The Four Pillars + Collection

Pillar Component What It Stores Key Insight
Metrics Mimir Time-series data (Prometheus format) Horizontally scalable Prometheus with long-term storage
Logs Loki Log streams with label metadata Indexes labels only, not log content — 10–100x cheaper than ELK
Traces Tempo Distributed trace spans (Parquet) No index at all — relies on object storage + columnar format
Profiles Pyroscope Continuous profiling data (pprof) Links CPU/memory hotspots to exact lines of code
Collection Alloy N/A (pipeline agent) OTel Collector distribution — receives, processes, routes all signals

Data Flow

flowchart TB
    subgraph Apps["Instrumented Applications"]
        direction LR
        A1["Service A<br/>(OTel SDK)"]
        A2["Service B<br/>(Auto-instrumented)"]
        A3["Service C<br/>(Prometheus client)"]
    end

    subgraph Alloy["Grafana Alloy / OTel Collector"]
        direction TB
        Recv["Receivers<br/>OTLP gRPC:4317<br/>OTLP HTTP:4318<br/>Prometheus scrape"]
        Proc["Processors<br/>Batch · MemoryLimiter<br/>ResourceDetection · Transform"]
        Exp["Exporters"]
        Recv --> Proc --> Exp
    end

    subgraph Backends["Signal Backends"]
        direction LR
        Mimir["Mimir<br/>📊 Metrics<br/>PromQL"]
        Loki["Loki<br/>📝 Logs<br/>LogQL"]
        Tempo["Tempo<br/>🔍 Traces<br/>TraceQL"]
        Pyro["Pyroscope<br/>🔥 Profiles<br/>FlameQL"]
    end

    subgraph Storage["Object Storage (S3 / GCS / Azure)"]
        S3M["Metric TSDB Blocks"]
        S3L["Log Chunks + Index"]
        S3T["Trace Parquet Blocks"]
        S3P["Profile Blocks"]
    end

    subgraph Grafana["Grafana (Single Pane of Glass)"]
        Dash["Dashboards"]
        Explore["Explore"]
        Alert["Alerting"]
    end

    Apps -->|OTLP / scrape| Alloy
    Alloy -->|remote_write| Mimir
    Alloy -->|push| Loki
    Alloy -->|OTLP| Tempo
    Alloy -->|push| Pyro

    Mimir --> S3M
    Loki --> S3L
    Tempo --> S3T
    Pyro --> S3P

    Grafana -.->|PromQL| Mimir
    Grafana -.->|LogQL| Loki
    Grafana -.->|TraceQL| Tempo
    Grafana -.->|FlameQL| Pyro

    style Apps fill:#0d7377,color:#fff
    style Alloy fill:#ff6600,color:#fff
    style Backends fill:#2a2d3e,color:#fff
    style Storage fill:#0d1117,color:#fff
    style Grafana fill:#ff6600,color:#fff

Cross-Signal Correlation

The killer feature of the LGTM stack is seamless navigation between signals. This requires both instrumentation (injecting trace IDs everywhere) and Grafana configuration (linking data sources).

Correlation Matrix

flowchart LR
    Metrics["📊 Metrics<br/>(Mimir)"]
    Logs["📝 Logs<br/>(Loki)"]
    Traces["🔍 Traces<br/>(Tempo)"]
    Profiles["🔥 Profiles<br/>(Pyroscope)"]

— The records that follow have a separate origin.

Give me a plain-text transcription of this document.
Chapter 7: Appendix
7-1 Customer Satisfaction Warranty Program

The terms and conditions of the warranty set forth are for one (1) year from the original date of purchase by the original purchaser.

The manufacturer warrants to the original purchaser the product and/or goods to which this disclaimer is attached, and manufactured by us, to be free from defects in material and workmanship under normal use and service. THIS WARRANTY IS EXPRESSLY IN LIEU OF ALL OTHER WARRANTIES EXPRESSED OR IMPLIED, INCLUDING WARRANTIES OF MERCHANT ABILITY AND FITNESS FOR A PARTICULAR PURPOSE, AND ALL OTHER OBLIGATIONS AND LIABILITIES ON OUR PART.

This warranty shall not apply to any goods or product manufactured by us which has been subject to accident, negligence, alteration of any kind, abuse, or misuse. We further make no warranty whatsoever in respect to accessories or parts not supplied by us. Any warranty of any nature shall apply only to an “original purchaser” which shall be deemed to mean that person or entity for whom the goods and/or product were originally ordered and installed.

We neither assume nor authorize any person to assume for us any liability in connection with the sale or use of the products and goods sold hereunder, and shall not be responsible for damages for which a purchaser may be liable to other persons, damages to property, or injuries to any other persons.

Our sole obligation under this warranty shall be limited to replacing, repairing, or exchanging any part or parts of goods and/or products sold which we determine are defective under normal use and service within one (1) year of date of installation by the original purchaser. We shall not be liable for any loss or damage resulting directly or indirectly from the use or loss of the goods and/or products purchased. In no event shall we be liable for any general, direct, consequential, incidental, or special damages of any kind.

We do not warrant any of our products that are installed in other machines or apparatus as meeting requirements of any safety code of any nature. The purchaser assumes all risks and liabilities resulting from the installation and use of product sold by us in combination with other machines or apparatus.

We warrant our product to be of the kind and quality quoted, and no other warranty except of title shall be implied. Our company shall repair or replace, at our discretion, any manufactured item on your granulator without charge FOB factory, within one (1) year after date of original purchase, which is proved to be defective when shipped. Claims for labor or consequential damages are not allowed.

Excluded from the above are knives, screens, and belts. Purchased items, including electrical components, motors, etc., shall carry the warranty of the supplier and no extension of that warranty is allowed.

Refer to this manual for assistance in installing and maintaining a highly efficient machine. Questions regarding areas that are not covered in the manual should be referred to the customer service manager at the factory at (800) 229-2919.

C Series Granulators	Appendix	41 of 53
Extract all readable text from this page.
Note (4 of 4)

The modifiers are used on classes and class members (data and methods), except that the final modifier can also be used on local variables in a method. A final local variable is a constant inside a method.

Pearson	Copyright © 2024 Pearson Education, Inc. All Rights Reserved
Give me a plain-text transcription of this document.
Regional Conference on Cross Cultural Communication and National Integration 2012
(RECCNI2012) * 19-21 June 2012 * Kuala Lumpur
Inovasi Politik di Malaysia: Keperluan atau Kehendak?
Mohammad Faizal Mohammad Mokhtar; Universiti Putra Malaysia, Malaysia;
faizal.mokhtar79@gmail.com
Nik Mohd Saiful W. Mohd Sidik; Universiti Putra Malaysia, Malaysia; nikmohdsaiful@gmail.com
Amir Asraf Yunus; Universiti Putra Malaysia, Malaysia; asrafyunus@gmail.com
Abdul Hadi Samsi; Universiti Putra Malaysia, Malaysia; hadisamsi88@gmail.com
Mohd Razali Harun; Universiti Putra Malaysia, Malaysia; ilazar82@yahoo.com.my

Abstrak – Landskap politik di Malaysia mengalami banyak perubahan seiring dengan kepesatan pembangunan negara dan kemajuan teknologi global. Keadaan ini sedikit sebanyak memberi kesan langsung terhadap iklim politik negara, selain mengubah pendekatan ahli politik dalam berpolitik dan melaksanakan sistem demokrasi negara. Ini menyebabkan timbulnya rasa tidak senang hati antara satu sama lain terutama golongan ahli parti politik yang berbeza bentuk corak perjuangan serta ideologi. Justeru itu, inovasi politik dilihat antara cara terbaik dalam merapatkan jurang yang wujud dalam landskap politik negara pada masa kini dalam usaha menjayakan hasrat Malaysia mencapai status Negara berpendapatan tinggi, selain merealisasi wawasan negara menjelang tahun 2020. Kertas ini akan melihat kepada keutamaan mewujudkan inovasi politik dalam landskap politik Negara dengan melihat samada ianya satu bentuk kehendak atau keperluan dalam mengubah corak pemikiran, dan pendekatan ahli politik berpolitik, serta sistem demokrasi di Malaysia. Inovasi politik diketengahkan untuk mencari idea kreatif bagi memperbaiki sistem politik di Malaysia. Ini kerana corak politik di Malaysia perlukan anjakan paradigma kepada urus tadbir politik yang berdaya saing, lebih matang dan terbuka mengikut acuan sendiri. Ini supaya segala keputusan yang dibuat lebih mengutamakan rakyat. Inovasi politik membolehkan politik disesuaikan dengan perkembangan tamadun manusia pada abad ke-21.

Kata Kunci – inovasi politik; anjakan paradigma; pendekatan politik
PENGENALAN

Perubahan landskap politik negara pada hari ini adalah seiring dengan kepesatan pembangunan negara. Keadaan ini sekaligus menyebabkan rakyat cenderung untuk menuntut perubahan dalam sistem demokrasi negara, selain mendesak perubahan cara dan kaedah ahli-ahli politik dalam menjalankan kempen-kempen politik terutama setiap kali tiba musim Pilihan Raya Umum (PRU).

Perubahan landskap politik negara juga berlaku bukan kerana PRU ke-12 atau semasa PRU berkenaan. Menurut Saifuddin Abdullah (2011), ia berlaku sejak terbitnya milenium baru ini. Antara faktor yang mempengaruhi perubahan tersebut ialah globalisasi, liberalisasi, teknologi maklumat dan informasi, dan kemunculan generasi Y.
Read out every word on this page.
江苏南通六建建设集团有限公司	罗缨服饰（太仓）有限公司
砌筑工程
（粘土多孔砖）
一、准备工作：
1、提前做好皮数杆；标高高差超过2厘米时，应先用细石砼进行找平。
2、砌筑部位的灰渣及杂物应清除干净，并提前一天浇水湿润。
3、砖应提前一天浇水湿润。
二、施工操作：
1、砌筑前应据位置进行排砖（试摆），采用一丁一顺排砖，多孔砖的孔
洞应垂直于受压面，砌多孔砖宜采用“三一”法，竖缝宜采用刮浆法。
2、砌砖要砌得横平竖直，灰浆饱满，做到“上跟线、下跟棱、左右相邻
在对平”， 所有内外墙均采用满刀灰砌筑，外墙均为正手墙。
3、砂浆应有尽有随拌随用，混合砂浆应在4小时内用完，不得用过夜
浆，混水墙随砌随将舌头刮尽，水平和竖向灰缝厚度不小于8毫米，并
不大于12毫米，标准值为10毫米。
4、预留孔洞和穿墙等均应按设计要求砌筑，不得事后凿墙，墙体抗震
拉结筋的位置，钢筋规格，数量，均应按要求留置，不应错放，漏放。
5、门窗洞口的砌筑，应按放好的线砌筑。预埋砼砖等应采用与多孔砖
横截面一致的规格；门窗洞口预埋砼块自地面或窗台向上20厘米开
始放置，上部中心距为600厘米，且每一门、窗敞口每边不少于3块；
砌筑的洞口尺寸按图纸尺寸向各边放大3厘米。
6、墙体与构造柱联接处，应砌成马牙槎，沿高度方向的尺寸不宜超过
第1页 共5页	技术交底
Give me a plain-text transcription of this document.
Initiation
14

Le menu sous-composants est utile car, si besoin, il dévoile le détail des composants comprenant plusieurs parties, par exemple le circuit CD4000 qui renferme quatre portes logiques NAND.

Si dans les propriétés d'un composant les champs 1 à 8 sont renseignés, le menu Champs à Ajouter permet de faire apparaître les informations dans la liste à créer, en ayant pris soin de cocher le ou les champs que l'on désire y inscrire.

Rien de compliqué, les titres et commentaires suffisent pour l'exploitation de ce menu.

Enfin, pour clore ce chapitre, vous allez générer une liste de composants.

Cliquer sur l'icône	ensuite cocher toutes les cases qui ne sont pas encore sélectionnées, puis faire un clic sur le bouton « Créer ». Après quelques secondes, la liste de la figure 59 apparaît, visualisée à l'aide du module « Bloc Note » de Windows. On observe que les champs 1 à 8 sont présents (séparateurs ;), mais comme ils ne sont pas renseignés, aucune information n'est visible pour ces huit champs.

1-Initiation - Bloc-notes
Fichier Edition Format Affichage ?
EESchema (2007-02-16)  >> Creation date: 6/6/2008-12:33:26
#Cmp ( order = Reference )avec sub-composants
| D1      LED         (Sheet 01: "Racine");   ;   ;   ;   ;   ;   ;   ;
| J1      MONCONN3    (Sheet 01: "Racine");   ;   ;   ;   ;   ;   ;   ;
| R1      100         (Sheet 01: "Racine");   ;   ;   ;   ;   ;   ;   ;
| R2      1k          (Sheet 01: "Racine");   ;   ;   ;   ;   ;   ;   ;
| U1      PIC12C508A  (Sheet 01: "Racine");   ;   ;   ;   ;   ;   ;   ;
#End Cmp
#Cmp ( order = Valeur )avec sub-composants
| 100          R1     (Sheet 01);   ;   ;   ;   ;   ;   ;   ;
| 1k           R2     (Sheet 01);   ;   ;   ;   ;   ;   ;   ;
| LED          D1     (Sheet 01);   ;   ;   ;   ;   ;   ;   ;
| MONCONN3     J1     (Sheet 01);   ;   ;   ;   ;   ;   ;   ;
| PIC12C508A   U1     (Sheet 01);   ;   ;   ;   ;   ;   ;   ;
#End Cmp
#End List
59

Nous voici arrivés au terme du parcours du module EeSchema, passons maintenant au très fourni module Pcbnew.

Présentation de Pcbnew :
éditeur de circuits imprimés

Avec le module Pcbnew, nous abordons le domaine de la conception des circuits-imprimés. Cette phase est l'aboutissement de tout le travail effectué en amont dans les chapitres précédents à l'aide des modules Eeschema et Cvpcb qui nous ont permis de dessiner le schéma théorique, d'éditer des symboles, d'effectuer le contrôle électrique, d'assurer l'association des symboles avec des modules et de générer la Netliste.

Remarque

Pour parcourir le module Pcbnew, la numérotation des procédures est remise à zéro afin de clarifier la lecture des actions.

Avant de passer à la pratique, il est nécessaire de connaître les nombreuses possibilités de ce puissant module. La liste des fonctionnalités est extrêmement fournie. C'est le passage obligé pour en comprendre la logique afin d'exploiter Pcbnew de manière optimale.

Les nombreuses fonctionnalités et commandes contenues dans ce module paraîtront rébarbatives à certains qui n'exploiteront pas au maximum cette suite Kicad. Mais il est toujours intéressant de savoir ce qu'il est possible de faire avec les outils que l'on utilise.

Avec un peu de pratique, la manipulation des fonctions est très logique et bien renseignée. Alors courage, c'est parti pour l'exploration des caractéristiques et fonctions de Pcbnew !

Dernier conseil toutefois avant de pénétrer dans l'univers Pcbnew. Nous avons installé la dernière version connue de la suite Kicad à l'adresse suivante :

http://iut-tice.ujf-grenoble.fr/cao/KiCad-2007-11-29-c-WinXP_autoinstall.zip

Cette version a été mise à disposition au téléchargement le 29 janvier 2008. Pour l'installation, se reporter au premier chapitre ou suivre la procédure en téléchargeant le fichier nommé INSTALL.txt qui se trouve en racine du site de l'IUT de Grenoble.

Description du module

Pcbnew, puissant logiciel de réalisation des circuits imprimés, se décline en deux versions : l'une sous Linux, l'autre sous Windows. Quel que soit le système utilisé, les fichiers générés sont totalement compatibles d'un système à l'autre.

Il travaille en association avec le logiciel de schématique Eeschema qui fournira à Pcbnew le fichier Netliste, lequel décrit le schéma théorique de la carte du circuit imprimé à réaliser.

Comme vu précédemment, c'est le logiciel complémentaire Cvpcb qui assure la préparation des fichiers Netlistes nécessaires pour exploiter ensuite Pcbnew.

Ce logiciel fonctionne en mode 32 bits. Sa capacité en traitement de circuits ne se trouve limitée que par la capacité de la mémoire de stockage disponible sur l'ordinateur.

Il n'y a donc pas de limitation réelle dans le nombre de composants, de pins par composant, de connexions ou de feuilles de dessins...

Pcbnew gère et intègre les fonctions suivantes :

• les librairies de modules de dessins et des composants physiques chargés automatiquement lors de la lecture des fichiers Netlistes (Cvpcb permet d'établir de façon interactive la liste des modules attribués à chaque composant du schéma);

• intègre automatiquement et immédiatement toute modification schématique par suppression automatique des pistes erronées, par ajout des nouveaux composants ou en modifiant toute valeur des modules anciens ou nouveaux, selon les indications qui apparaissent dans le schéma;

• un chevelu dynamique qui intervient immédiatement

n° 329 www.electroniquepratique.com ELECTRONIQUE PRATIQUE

    Metrics -->|"Exemplars<br/>(trace ID on data point)"| Traces
    Traces -->|"Trace-to-Logs<br/>(span labels → Loki query)"| Logs
    Logs -->|"Derived Fields<br/>(regex extracts trace ID)"| Traces
    Traces -->|"Trace-to-Metrics<br/>(span attrs → PromQL)"| Metrics
    Traces -->|"Trace-to-Profiles<br/>(span_id → Pyroscope)"| Profiles
    Traces -.->|"Span Metrics Generator<br/>(RED metrics → Mimir)"| Metrics

    style Metrics fill:#7b42bc,color:#fff
    style Logs fill:#2a7de1,color:#fff
    style Traces fill:#e65100,color:#fff
    style Profiles fill:#c62828,color:#fff

Correlation Configuration Checklist

Link From → To How Configuration Location
Exemplars Metrics → Traces Trace IDs attached to metric data points App instrumentation + Mimir/Prometheus backend + Grafana Prometheus DS settings
Trace-to-Logs Traces → Logs Span labels used to query Loki Tempo DS → "Trace to logs" section → select Loki DS
Derived Fields Logs → Traces Regex extracts trace ID from log line Loki DS → "Derived fields" → regex + internal link to Tempo
Trace-to-Metrics Traces → Metrics Span attributes mapped to PromQL filter Tempo DS → "Trace to metrics" → select Mimir DS
Trace-to-Profiles Traces → Profiles Span ID linked to Pyroscope profile Tempo DS → "Trace to profiles" → select Pyroscope DS
Span Metrics Traces → Metrics (auto) Tempo Metrics Generator computes RED Tempo config: metrics_generator → remote_write to Mimir

Example: Incident Workflow

sequenceDiagram
    participant SRE as SRE / On-Call
    participant Metrics as Mimir (Metrics)
    participant Traces as Tempo (Traces)
    participant Logs as Loki (Logs)
    participant Profiles as Pyroscope (Profiles)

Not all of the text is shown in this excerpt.